17 ilçemiz ile TKB üyesiyiz…
“Abana, Araç, Doğanyurt, Azdavay, Bozkurt, Cide, Çatalzeytin, Daday, Devrekani, İnebolu, Hanönü, Kastamonu, Küre, Pınarbaşı, Taşköprü, Tosya, Şenpazar”.
Böylesi bir katılım “nadir”…
TKB’nin gözbebeğiyiz.
Ne oranda etkiniz ama?…
Unvanımızın hakkını veriyor muyuz?
TKB Genel Sekreteri Sezer Cihan da tam bu ayrıntıya parmak bastı konuşmasında…
“Kastamonu Belediyesi hariç, 16 belediye TKB üyesi. Biz, Kastamonu ve Batı Karadeniz’in daha etkin olmasını istiyoruz. Ancak buna giden bir süreç var; TKB’nin koruma, kullanma, restorasyon ve fonksiyon verme başlıklarındaki eğitimlerine ilgili birimlerden uzmanların mutlaka katılması gerekiyor.
Katılımın 400’ün altına düşmediği, 200’e yakın belediye başkanının izlediği TKB Bölge Toplantıları ve yanı sıra, restorasyon ve koruma alanında yaptığı çalışmalarla rol model olabilecek kentlerde düzenlediğimiz seminerler dahil olmak üzere; Tarihi Kentler Birliği her yıl 6 toplantı gerçekleştiriyor. Bu toplantılar saha gezilerini içeriyor. Hissetmek önemli.
Kastamonu’nun ismi, ölçeğinden büyük. Bu kuşkusuz ki kentin kültürüyle, doğasıyla, koruma çalışmalarıyla, özgün mimarisiyle gündemde olmayı başarmasından kaynaklanıyor. Kastamonu, yıllardır korumanın içinde yer almış bir kent. Dolayısıyla rol model kentlerimizden biri.

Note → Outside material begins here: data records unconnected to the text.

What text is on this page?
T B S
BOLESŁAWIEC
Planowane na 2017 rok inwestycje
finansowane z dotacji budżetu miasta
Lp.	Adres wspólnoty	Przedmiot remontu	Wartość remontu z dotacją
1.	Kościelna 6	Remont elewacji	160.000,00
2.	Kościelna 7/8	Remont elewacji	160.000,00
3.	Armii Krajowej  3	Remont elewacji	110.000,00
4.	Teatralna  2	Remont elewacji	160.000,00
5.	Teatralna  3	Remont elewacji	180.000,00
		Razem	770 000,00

Belediye Başkanı ve Vali’mizin de desteğiyle Kastamonu gündemde olmaya devam edecektir.”
Cihan’ın her cümlesi “davet”…
Her harfi “destek”.
TKB ve ÇEKÜL Vakfı nezdinde ilimizin yerinin apayrı olduğunu anlatmaya gerek yok…
Son 20 yıldır Kastamonu, bu iki kuruluş ile “hemhal”.
Karşılıklı alınıp verilen “heyecan”…
“Vefa, emek, ortak akıl”.
Daveti ve desteği “ıskalamayalım”…
“Daha etkin” olalım.
Not: Kış mevsiminin gelmesiyle soluduğumuz havanın kalitesi alarm vermeye başladı yine…
Yerleşim yeri olarak zaten dezavantajlı olan şehrimiz, kışın bir başka “riskli”.
“Kirlilik” ile “sis” arasında yerine göre göz gözü görmeyen bir dehliz…
Akciğer hastalıklarına “davet”.
Önceki gün hava kalite indeksimiz “105” idi…
“Hassas” demek oluyor bu.
Dün elini artırdı…
“114” oldu sabah saatlerinde “kirlilik”.
Hava kirliliğimiz yabancı para ve değerli madenlerde yarışıyor adeta…
“Enflasyon”.
Belediye meclisinde de gündeme geldi hava kirliliği…
Alenen önümüzde duran bir sorun.
Elimiz belimizde seyredecek miyiz?…
Lokal tedbirler için çaba mı harcayacağız?